Many of the nominees this year are based outside of California. For example, if double nominee Sacha Baron Cohen, up for an Adapted Screenplay award for Borat Subsequent Moviefilm and Best Supporting Actor for The Trial of the Chicago 7, wanted to be present if he won, he would need to fly to Los Angeles from Sydney, where he is now based, and then quarantine in a hotel for two weeks on his return.
And if Baron Cohen makes the trip over and lose both categories, he wouldn’t even have a little gold statue for company while locked down.
Many of those nominated for their work on contender Promising Young Woman, including Carey Mulligan and director and writer Emerald Fennell are based in the UK. Meanwhile Another Round director Thomas Vinterberg, nominated in Best Director and Best International Feature, is based in Denmark and The Father director Florian Zeller, nominated in Adapted Screenplay, lives in Paris.
The no zoom decision came down in a letter from the ceremony’s producers, director Steven Soderbergh, Jesse Collins and Stacey Sher.

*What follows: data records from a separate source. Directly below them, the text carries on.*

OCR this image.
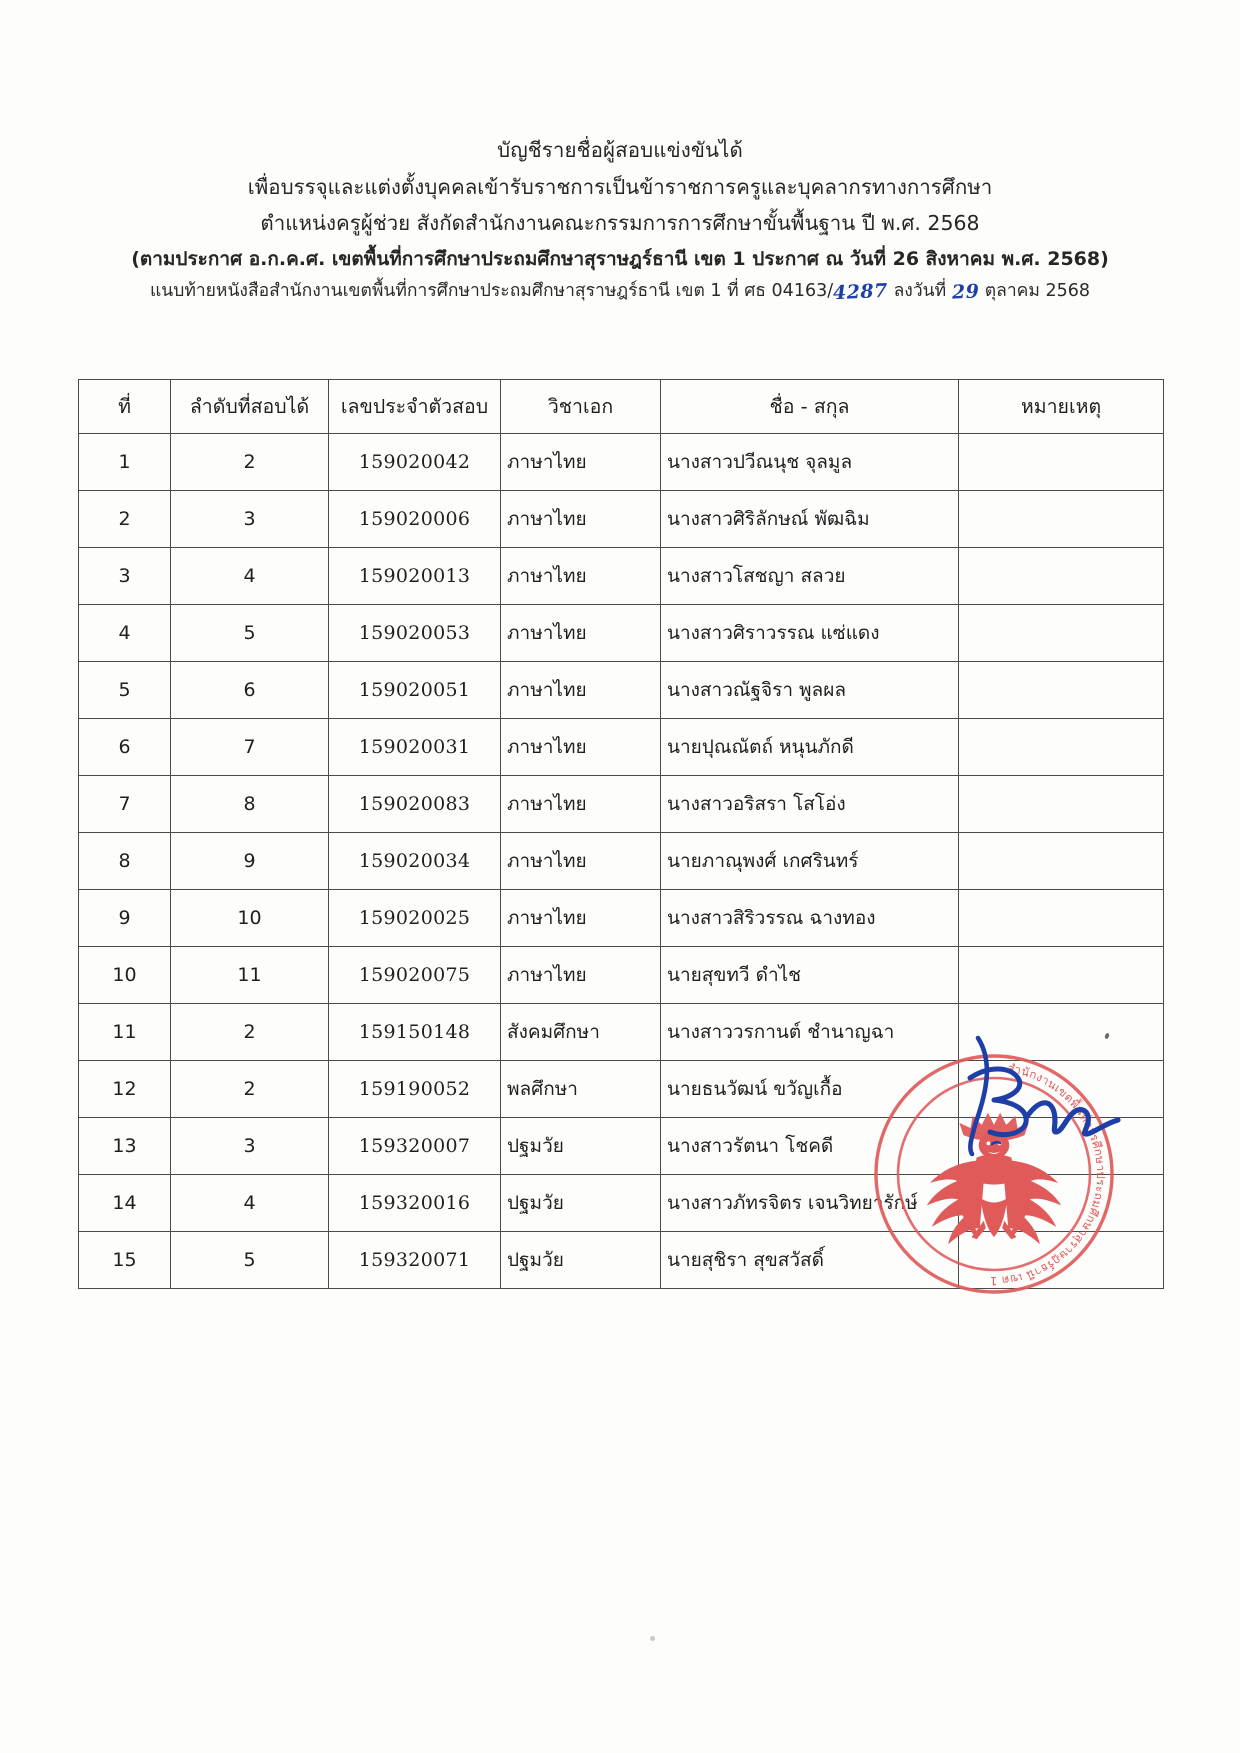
บัญชีรายชื่อผู้สอบแข่งขันได้
เพื่อบรรจุและแต่งตั้งบุคคลเข้ารับราชการเป็นข้าราชการครูและบุคลากรทางการศึกษา
ตำแหน่งครูผู้ช่วย สังกัดสำนักงานคณะกรรมการการศึกษาขั้นพื้นฐาน ปี พ.ศ. 2568
(ตามประกาศ อ.ก.ค.ศ. เขตพื้นที่การศึกษาประถมศึกษาสุราษฎร์ธานี เขต 1 ประกาศ ณ วันที่ 26 สิงหาคม พ.ศ. 2568)
แนบท้ายหนังสือสำนักงานเขตพื้นที่การศึกษาประถมศึกษาสุราษฎร์ธานี เขต 1 ที่ ศธ 04163/4287 ลงวันที่ 29 ตุลาคม 2568
ที่	ลำดับที่สอบได้	เลขประจำตัวสอบ	วิชาเอก	ชื่อ - สกุล	หมายเหตุ
1	2	159020042	ภาษาไทย	นางสาวปวีณนุช จุลมูล	
2	3	159020006	ภาษาไทย	นางสาวศิริลักษณ์ พัฒฉิม	
3	4	159020013	ภาษาไทย	นางสาวโสชญา สลวย	
4	5	159020053	ภาษาไทย	นางสาวศิราวรรณ แซ่แดง	
5	6	159020051	ภาษาไทย	นางสาวณัฐจิรา พูลผล	
6	7	159020031	ภาษาไทย	นายปุณณัตถ์ หนุนภักดี	
7	8	159020083	ภาษาไทย	นางสาวอริสรา โสโอ่ง	
8	9	159020034	ภาษาไทย	นายภาณุพงศ์ เกศรินทร์	
9	10	159020025	ภาษาไทย	นางสาวสิริวรรณ ฉางทอง	
10	11	159020075	ภาษาไทย	นายสุขทวี ดำไช	
11	2	159150148	สังคมศึกษา	นางสาววรกานต์ ชำนาญฉา	
12	2	159190052	พลศึกษา	นายธนวัฒน์ ขวัญเกื้อ	
13	3	159320007	ปฐมวัย	นางสาวรัตนา โชคดี	
14	4	159320016	ปฐมวัย	นางสาวภัทรจิตร เจนวิทยารักษ์	
15	5	159320071	ปฐมวัย	นายสุชิรา สุขสวัสดิ์	
สำนักงานเขตพื้นที่การศึกษาประถมศึกษาสุราษฎร์ธานี เขต 1
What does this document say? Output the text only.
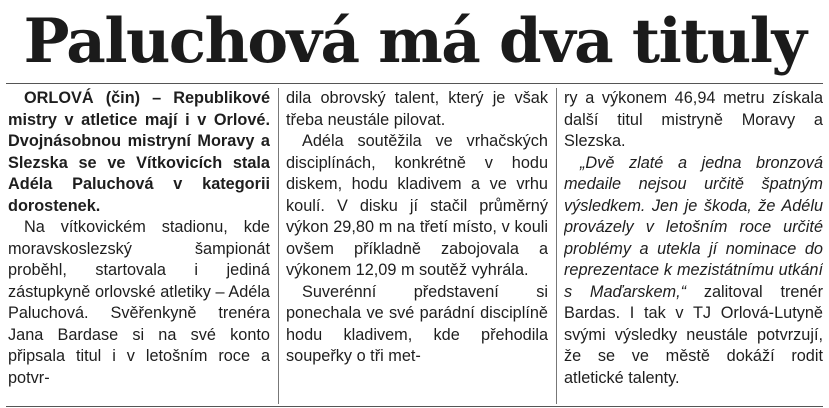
Paluchová má dva tituly

ORLOVÁ (čin) – Republikové mistry v atletice mají i v Orlové. Dvojnásobnou mistryní Moravy a Slezska se ve Vítkovicích stala Adéla Paluchová v kategorii dorostenek.

Na vítkovickém stadionu, kde moravskoslezský šampionát proběhl, startovala i jediná zástupkyně orlovské atletiky – Adéla Paluchová. Svěřenkyně trenéra Jana Bardase si na své konto připsala titul i v letošním roce a potvr-

dila obrovský talent, který je však třeba neustále pilovat.

Adéla soutěžila ve vrhačských disciplínách, konkrétně v hodu diskem, hodu kladivem a ve vrhu koulí. V disku jí stačil průměrný výkon 29,80 m na třetí místo, v kouli ovšem příkladně zabojovala a výkonem 12,09 m soutěž vyhrála.

Suverénní představení si ponechala ve své parádní disciplíně hodu kladivem, kde přehodila soupeřky o tři met-

ry a výkonem 46,94 metru získala další titul mistryně Moravy a Slezska.

„Dvě zlaté a jedna bronzová medaile nejsou určitě špatným výsledkem. Jen je škoda, že Adélu provázely v letošním roce určité problémy a utekla jí nominace do reprezentace k mezistátnímu utkání s Maďarskem,“ zalitoval trenér Bardas. I tak v TJ Orlová-Lutyně svými výsledky neustále potvrzují, že se ve městě dokáží rodit atletické talenty.
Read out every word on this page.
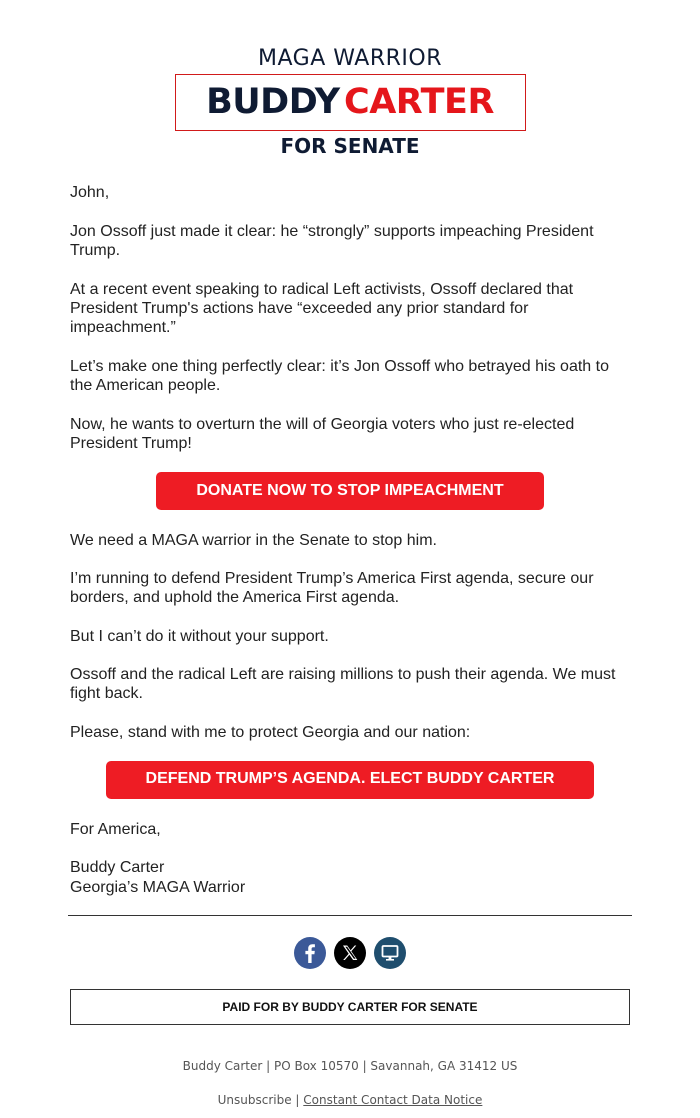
MAGA WARRIOR
BUDDY CARTER
FOR SENATE
John,
Jon Ossoff just made it clear: he “strongly” supports impeaching President Trump.
At a recent event speaking to radical Left activists, Ossoff declared that President Trump's actions have “exceeded any prior standard for impeachment.”
Let’s make one thing perfectly clear: it’s Jon Ossoff who betrayed his oath to the American people.
Now, he wants to overturn the will of Georgia voters who just re-elected President Trump!
DONATE NOW TO STOP IMPEACHMENT
We need a MAGA warrior in the Senate to stop him.
I’m running to defend President Trump’s America First agenda, secure our borders, and uphold the America First agenda.
But I can’t do it without your support.
Ossoff and the radical Left are raising millions to push their agenda. We must fight back.
Please, stand with me to protect Georgia and our nation:
DEFEND TRUMP’S AGENDA. ELECT BUDDY CARTER
For America,
Buddy Carter
Georgia’s MAGA Warrior

PAID FOR BY BUDDY CARTER FOR SENATE
Buddy Carter | PO Box 10570 | Savannah, GA 31412 US
Unsubscribe | Constant Contact Data Notice
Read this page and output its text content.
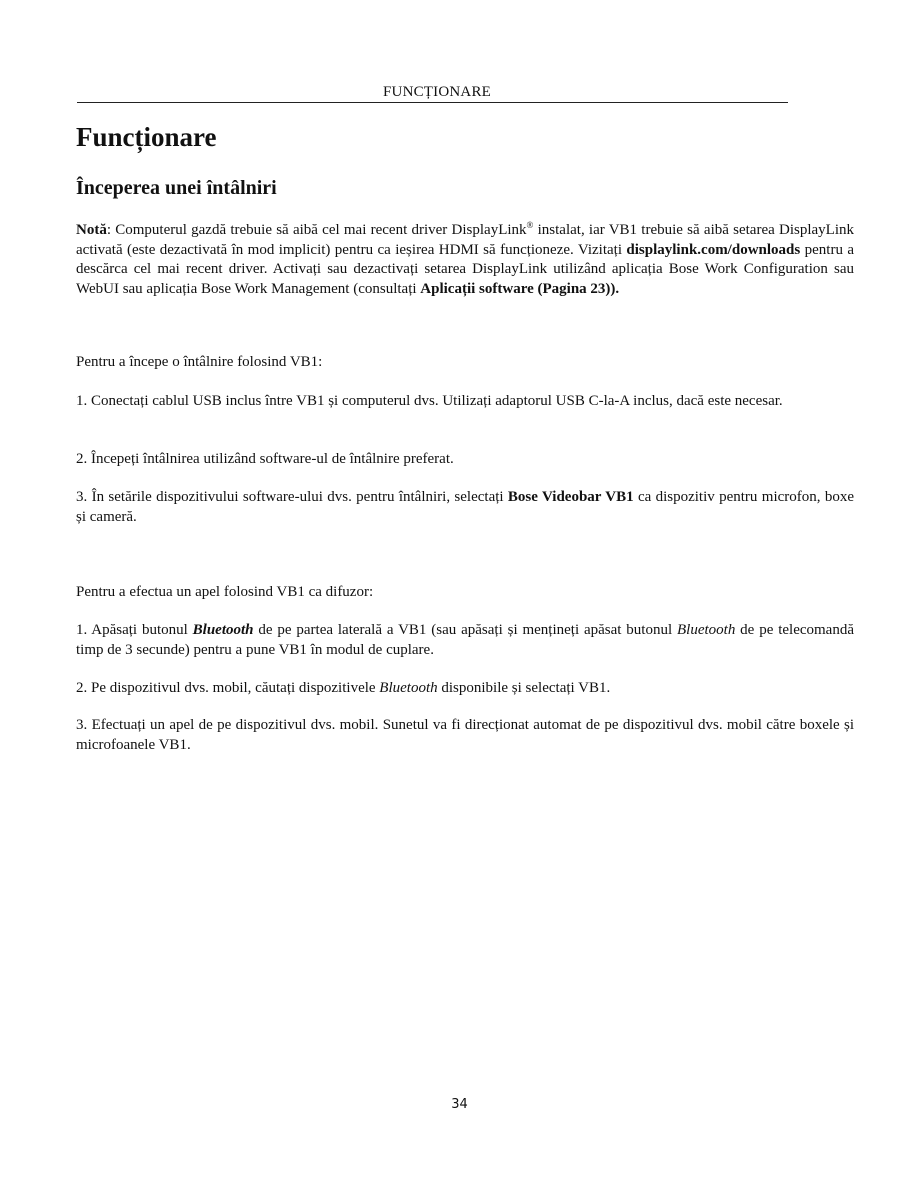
FUNCȚIONARE
Funcționare
Începerea unei întâlniri

Notă: Computerul gazdă trebuie să aibă cel mai recent driver DisplayLink® instalat, iar VB1 trebuie să aibă setarea DisplayLink activată (este dezactivată în mod implicit) pentru ca ieșirea HDMI să funcționeze. Vizitați displaylink.com/downloads pentru a descărca cel mai recent driver. Activați sau dezactivați setarea DisplayLink utilizând aplicația Bose Work Configuration sau WebUI sau aplicația Bose Work Management (consultați Aplicații software (Pagina 23)).

Pentru a începe o întâlnire folosind VB1:

1. Conectați cablul USB inclus între VB1 și computerul dvs. Utilizați adaptorul USB C-la-A inclus, dacă este necesar.

2. Începeți întâlnirea utilizând software-ul de întâlnire preferat.

3. În setările dispozitivului software-ului dvs. pentru întâlniri, selectați Bose Videobar VB1 ca dispozitiv pentru microfon, boxe și cameră.

Pentru a efectua un apel folosind VB1 ca difuzor:

1. Apăsați butonul Bluetooth de pe partea laterală a VB1 (sau apăsați și mențineți apăsat butonul Bluetooth de pe telecomandă timp de 3 secunde) pentru a pune VB1 în modul de cuplare.

2. Pe dispozitivul dvs. mobil, căutați dispozitivele Bluetooth disponibile și selectați VB1.

3. Efectuați un apel de pe dispozitivul dvs. mobil. Sunetul va fi direcționat automat de pe dispozitivul dvs. mobil către boxele și microfoanele VB1.

34
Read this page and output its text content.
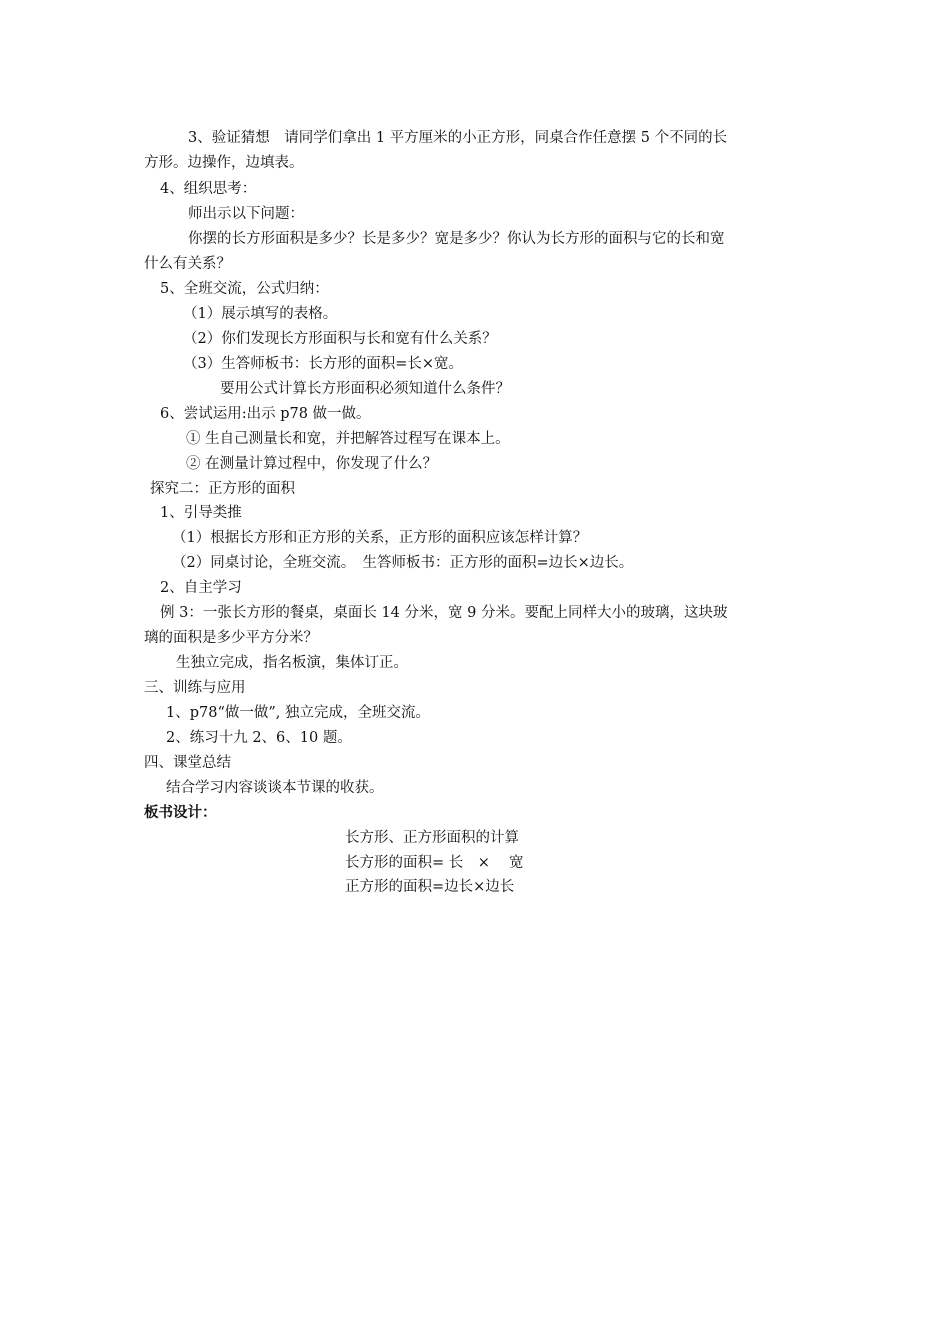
3、验证猜想　请同学们拿出 1 平方厘米的小正方形，同桌合作任意摆 5 个不同的长
方形。边操作，边填表。
4、组织思考：
师出示以下问题：
你摆的长方形面积是多少？长是多少？宽是多少？你认为长方形的面积与它的长和宽
什么有关系？
5、全班交流，公式归纳：
（1）展示填写的表格。
（2）你们发现长方形面积与长和宽有什么关系？
（3）生答师板书：长方形的面积=长×宽。
要用公式计算长方形面积必须知道什么条件？
6、尝试运用:出示 p78 做一做。
① 生自己测量长和宽，并把解答过程写在课本上。
② 在测量计算过程中，你发现了什么？
探究二：正方形的面积
1、引导类推
（1）根据长方形和正方形的关系，正方形的面积应该怎样计算？
（2）同桌讨论，全班交流。　生答师板书：正方形的面积=边长×边长。
2、自主学习
例 3：一张长方形的餐桌，桌面长 14 分米，宽 9 分米。要配上同样大小的玻璃，这块玻
璃的面积是多少平方分米？
生独立完成，指名板演，集体订正。
三、训练与应用
1、p78“做一做”, 独立完成，全班交流。
2、练习十九 2、6、10 题。
四、课堂总结
结合学习内容谈谈本节课的收获。
板书设计：
长方形、正方形面积的计算
长方形的面积= 长　×　 宽
正方形的面积=边长×边长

Variety reported the trio had written: “We are going to great lengths to provide a safe and enjoyable evening for all of you in person, as well as for all the millions of film fans around the world, and we feel the virtual thing will diminish those efforts.”
Those “great lengths” include on-site testing capabilities and a COVID safety team.
The letter also outlined the dress code can be formal but it can’t be casual. So, no tie-dye hoodies allowed.
The ceremony will be held at Los Angeles’ Union Station, a more “intimate” location than its usual home of the Dolby Theatre, although some show elements will still take place at the Dolby. The Academy has yet to announce a host.
This year’s crop of nominations include a diverse group including nine performers from culturally diverse backgrounds and two women – Emerald Fennell and Chloe Zhao – nominated in the Best Director category.
Mank leads with the most nominations at 10 nods but Nomadland is, for the moment, considered the frontrunner for Best Picture.